Book of The Month: Steve Jobs by Walter Isaacson

People toss the word icon around today so much that it's losing its true meaning. Much like the words "swag" used to describe someone with no style, class, substance or composure or "reality TV" when used to describe abnormal people doing atypical things in a staged setting without any of the pressures that real people face. But when discussing Steve Jobs if you don't say the word Icon with a capital "I" at least once you're selling dude short.

Steve Jobs was Mark Zuckerberg before Mark Zuckerberg. He's so narcissistic that it fueled his drive to success. Any obstacle he encountered he felt as though it could be overcome in a unique way by him. Simply because he was him. But narcissism isn't logical and in addition to leading to a lifelong dissatisfaction with others and inability to process failure it ultimately contributed to his untimely death from cancer earlier this year.

This book spends a lot of time describing Steve Jobs prickly relationship with family, friends, enemies and peers. At times you wonder if this book was written for the specific purpose of raining on the parade of all the amateur eulogists who didn't know Steve Jobs personally.

I like the way the book details Jobs' failures just as extensively as his successes. In our culture we tend to mythologize successful people to the point of making them infallible. But Steve Jobs quite honestly was an asshole based on all accounts in this book. As a young man with unconventional vegan dieting habits that sometimes crossed that thin line into full blown eating disorders. A man who refused traditional treatment and surgery for cancer that was caught early enough to make a difference. He was forced out of his own company but the executives that he recruited to run it.

Steve almost lost his "cautionary tale" status. You see his arrogance and unconventional business practices became his downfall during his initial stint at Apple. But then he helped Pixar become the top animation studio in the country. And then he returned to Apple and resurrected and revamped after they had lost their status as a consumer electronics company in the late 80's/early 90's and became a producer of niche products.

Steve's return to Apple will undoubtedly become the stuff of legend at business schools around the country and cause a whole generation of failures who think they're smart enough to be as successful while flaunting all the rules the way Steve was. However, in my experience it's best not to think outside the box if you're barely adequate thinking inside the box.

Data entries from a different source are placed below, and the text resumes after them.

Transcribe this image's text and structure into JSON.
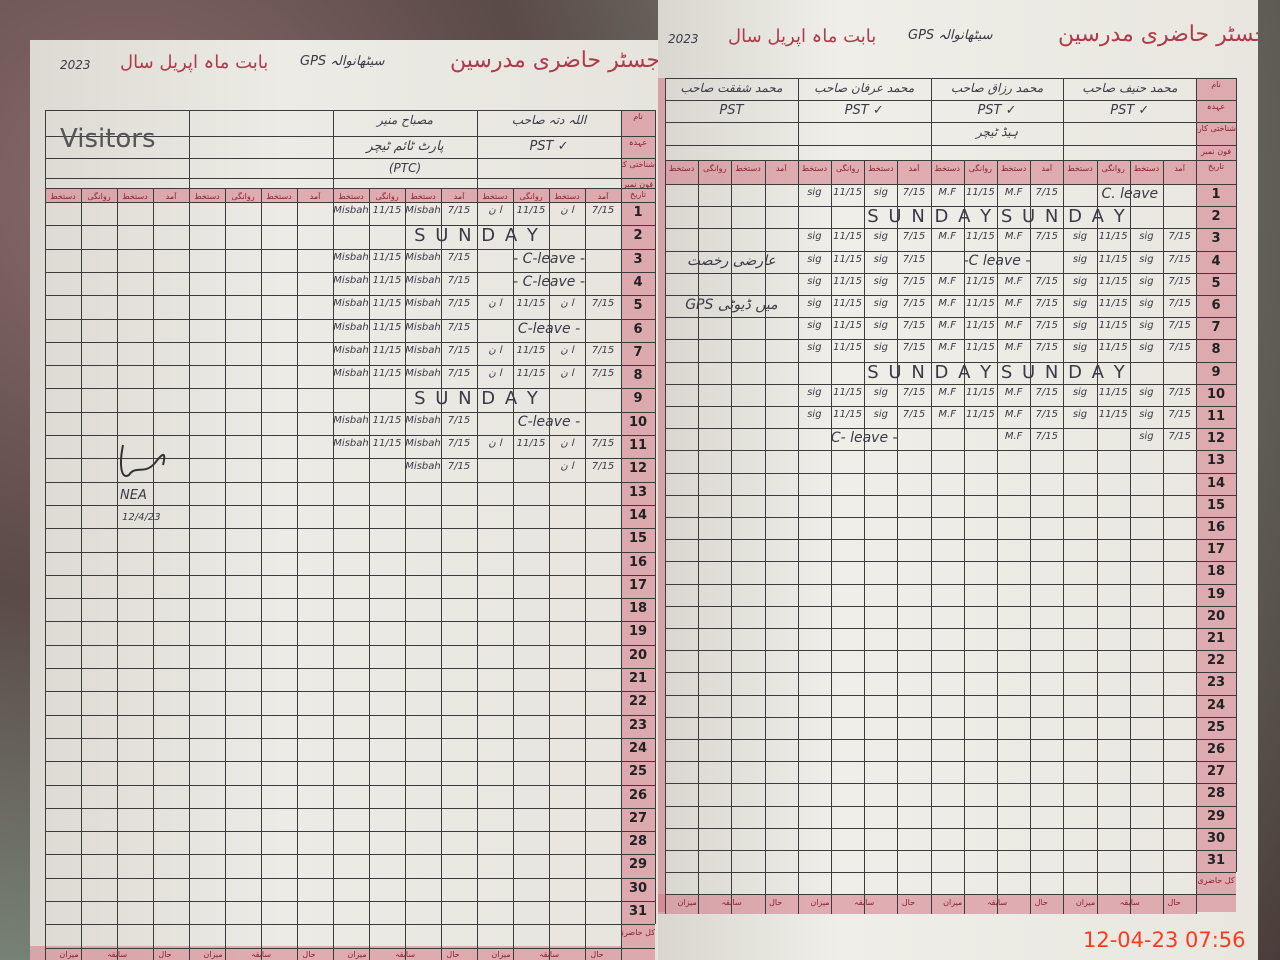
{
  "left_page": {
    "title": "رجسٹر حاضری مدرسین",
    "school": "GPS سیٹھانوالہ",
    "month_label": "بابت ماہ اپریل سال",
    "year": "2023",
    "visitors_label": "Visitors",
    "column_labels": [
      "دستخط",
      "روانگی",
      "دستخط",
      "آمد"
    ],
    "row_labels": [
      "نام",
      "عہدہ",
      "شناختی کارڈ",
      "فون نمبر",
      "تاریخ"
    ],
    "groups": [
      {
        "name": "",
        "designation": "",
        "extra": ""
      },
      {
        "name": "",
        "designation": "",
        "extra": ""
      },
      {
        "name": "مصباح منیر",
        "designation": "پارٹ ٹائم ٹیچر",
        "extra": "(PTC)"
      },
      {
        "name": "اللہ دتہ صاحب",
        "designation": "PST ✓",
        "extra": ""
      }
    ],
    "attendance": [
      {
        "day": "1",
        "entries": [
          null,
          null,
          [
            "Misbah",
            "11/15",
            "Misbah",
            "7/15"
          ],
          [
            "ا ن",
            "11/15",
            "ا ن",
            "7/15"
          ]
        ]
      },
      {
        "day": "2",
        "sunday": "S U N D A Y",
        "span_from": 2
      },
      {
        "day": "3",
        "entries": [
          null,
          null,
          [
            "Misbah",
            "11/15",
            "Misbah",
            "7/15"
          ],
          "- C-leave -"
        ]
      },
      {
        "day": "4",
        "entries": [
          null,
          null,
          [
            "Misbah",
            "11/15",
            "Misbah",
            "7/15"
          ],
          "- C-leave -"
        ]
      },
      {
        "day": "5",
        "entries": [
          null,
          null,
          [
            "Misbah",
            "11/15",
            "Misbah",
            "7/15"
          ],
          [
            "ا ن",
            "11/15",
            "ا ن",
            "7/15"
          ]
        ]
      },
      {
        "day": "6",
        "entries": [
          null,
          null,
          [
            "Misbah",
            "11/15",
            "Misbah",
            "7/15"
          ],
          "C-leave -"
        ]
      },
      {
        "day": "7",
        "entries": [
          null,
          null,
          [
            "Misbah",
            "11/15",
            "Misbah",
            "7/15"
          ],
          [
            "ا ن",
            "11/15",
            "ا ن",
            "7/15"
          ]
        ]
      },
      {
        "day": "8",
        "entries": [
          null,
          null,
          [
            "Misbah",
            "11/15",
            "Misbah",
            "7/15"
          ],
          [
            "ا ن",
            "11/15",
            "ا ن",
            "7/15"
          ]
        ]
      },
      {
        "day": "9",
        "sunday": "S U N D A Y",
        "span_from": 2
      },
      {
        "day": "10",
        "entries": [
          null,
          null,
          [
            "Misbah",
            "11/15",
            "Misbah",
            "7/15"
          ],
          "C-leave -"
        ]
      },
      {
        "day": "11",
        "entries": [
          null,
          null,
          [
            "Misbah",
            "11/15",
            "Misbah",
            "7/15"
          ],
          [
            "ا ن",
            "11/15",
            "ا ن",
            "7/15"
          ]
        ]
      },
      {
        "day": "12",
        "entries": [
          null,
          null,
          [
            "",
            "",
            "Misbah",
            "7/15"
          ],
          [
            "",
            "",
            "ا ن",
            "7/15"
          ]
        ]
      }
    ],
    "visitor_signature": {
      "name": "NEA",
      "date": "12/4/23"
    },
    "footer_labels": [
      "میزان",
      "سابقہ",
      "حال"
    ],
    "footer_corner": "کل حاضری"
  },
  "right_page": {
    "title": "رجسٹر حاضری مدرسین",
    "school": "GPS سیٹھانوالہ",
    "month_label": "بابت ماہ اپریل سال",
    "year": "2023",
    "column_labels": [
      "دستخط",
      "روانگی",
      "دستخط",
      "آمد"
    ],
    "row_labels": [
      "نام",
      "عہدہ",
      "شناختی کارڈ",
      "فون نمبر",
      "تاریخ"
    ],
    "groups": [
      {
        "name": "محمد شفقت صاحب",
        "designation": "PST",
        "extra": ""
      },
      {
        "name": "محمد عرفان صاحب",
        "designation": "PST ✓",
        "extra": ""
      },
      {
        "name": "محمد رزاق صاحب",
        "designation": "PST ✓",
        "extra": "ہیڈ ٹیچر"
      },
      {
        "name": "محمد حنیف صاحب",
        "designation": "PST ✓",
        "extra": ""
      }
    ],
    "attendance": [
      {
        "day": "1",
        "entries": [
          null,
          [
            "sig",
            "11/15",
            "sig",
            "7/15"
          ],
          [
            "M.F",
            "11/15",
            "M.F",
            "7/15"
          ],
          "C. leave"
        ]
      },
      {
        "day": "2",
        "sunday": "S U N D A Y S U N D A Y",
        "span_from": 1
      },
      {
        "day": "3",
        "entries": [
          null,
          [
            "sig",
            "11/15",
            "sig",
            "7/15"
          ],
          [
            "M.F",
            "11/15",
            "M.F",
            "7/15"
          ],
          [
            "sig",
            "11/15",
            "sig",
            "7/15"
          ]
        ]
      },
      {
        "day": "4",
        "entries": [
          "عارضی رخصت",
          [
            "sig",
            "11/15",
            "sig",
            "7/15"
          ],
          "-C leave -",
          [
            "sig",
            "11/15",
            "sig",
            "7/15"
          ]
        ]
      },
      {
        "day": "5",
        "entries": [
          null,
          [
            "sig",
            "11/15",
            "sig",
            "7/15"
          ],
          [
            "M.F",
            "11/15",
            "M.F",
            "7/15"
          ],
          [
            "sig",
            "11/15",
            "sig",
            "7/15"
          ]
        ]
      },
      {
        "day": "6",
        "entries": [
          "GPS میں ڈیوٹی",
          [
            "sig",
            "11/15",
            "sig",
            "7/15"
          ],
          [
            "M.F",
            "11/15",
            "M.F",
            "7/15"
          ],
          [
            "sig",
            "11/15",
            "sig",
            "7/15"
          ]
        ]
      },
      {
        "day": "7",
        "entries": [
          null,
          [
            "sig",
            "11/15",
            "sig",
            "7/15"
          ],
          [
            "M.F",
            "11/15",
            "M.F",
            "7/15"
          ],
          [
            "sig",
            "11/15",
            "sig",
            "7/15"
          ]
        ]
      },
      {
        "day": "8",
        "entries": [
          null,
          [
            "sig",
            "11/15",
            "sig",
            "7/15"
          ],
          [
            "M.F",
            "11/15",
            "M.F",
            "7/15"
          ],
          [
            "sig",
            "11/15",
            "sig",
            "7/15"
          ]
        ]
      },
      {
        "day": "9",
        "sunday": "S U N D A Y S U N D A Y",
        "span_from": 1
      },
      {
        "day": "10",
        "entries": [
          null,
          [
            "sig",
            "11/15",
            "sig",
            "7/15"
          ],
          [
            "M.F",
            "11/15",
            "M.F",
            "7/15"
          ],
          [
            "sig",
            "11/15",
            "sig",
            "7/15"
          ]
        ]
      },
      {
        "day": "11",
        "entries": [
          null,
          [
            "sig",
            "11/15",
            "sig",
            "7/15"
          ],
          [
            "M.F",
            "11/15",
            "M.F",
            "7/15"
          ],
          [
            "sig",
            "11/15",
            "sig",
            "7/15"
          ]
        ]
      },
      {
        "day": "12",
        "entries": [
          null,
          "C- leave -",
          [
            "",
            "",
            "M.F",
            "7/15"
          ],
          [
            "",
            "",
            "sig",
            "7/15"
          ]
        ]
      }
    ],
    "footer_labels": [
      "میزان",
      "سابقہ",
      "حال"
    ],
    "footer_corner": "کل حاضری"
  },
  "days": [
    "1",
    "2",
    "3",
    "4",
    "5",
    "6",
    "7",
    "8",
    "9",
    "10",
    "11",
    "12",
    "13",
    "14",
    "15",
    "16",
    "17",
    "18",
    "19",
    "20",
    "21",
    "22",
    "23",
    "24",
    "25",
    "26",
    "27",
    "28",
    "29",
    "30",
    "31"
  ],
  "timestamp": "12-04-23  07:56",
  "colors": {
    "ink": "#3a3a48",
    "register_red": "#b03a4a",
    "pink_band": "#d47887",
    "timestamp": "#ff3a1a"
  }
}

Where the cautionary tale restarts is with the diagnosis of cancer. The author of the book and Steve's friends and colleagues make many mentions of Steve's "reality distortion field". The basic principle is if you ignore the degree of difficulty of a task it becomes almost a forgone conclusion that you will accomplish it. Which is of course a false gimmick on the level of self help gurus and that stupid fucking book "The Secret". A little bit of self-delusion is necessary to give yourself confidence especially in a world where so many people fail miserably at life and don't even realize it. However when your self-delusion stems equally from your white suburban entitlement as well as the fact that you've succeeded so much in the past it can get dangerous.

Getting a person like Jobs to just take the chemo and/or surgery prescribed by conventional doctors to treat the cancer was an impossibility. Someone who can appreciate the hard science of technology would seem foolish to ignore it in the context of medical advice. But Steve lived and died defying expectations. But don't take my word for it, read the book it's really quite interesting.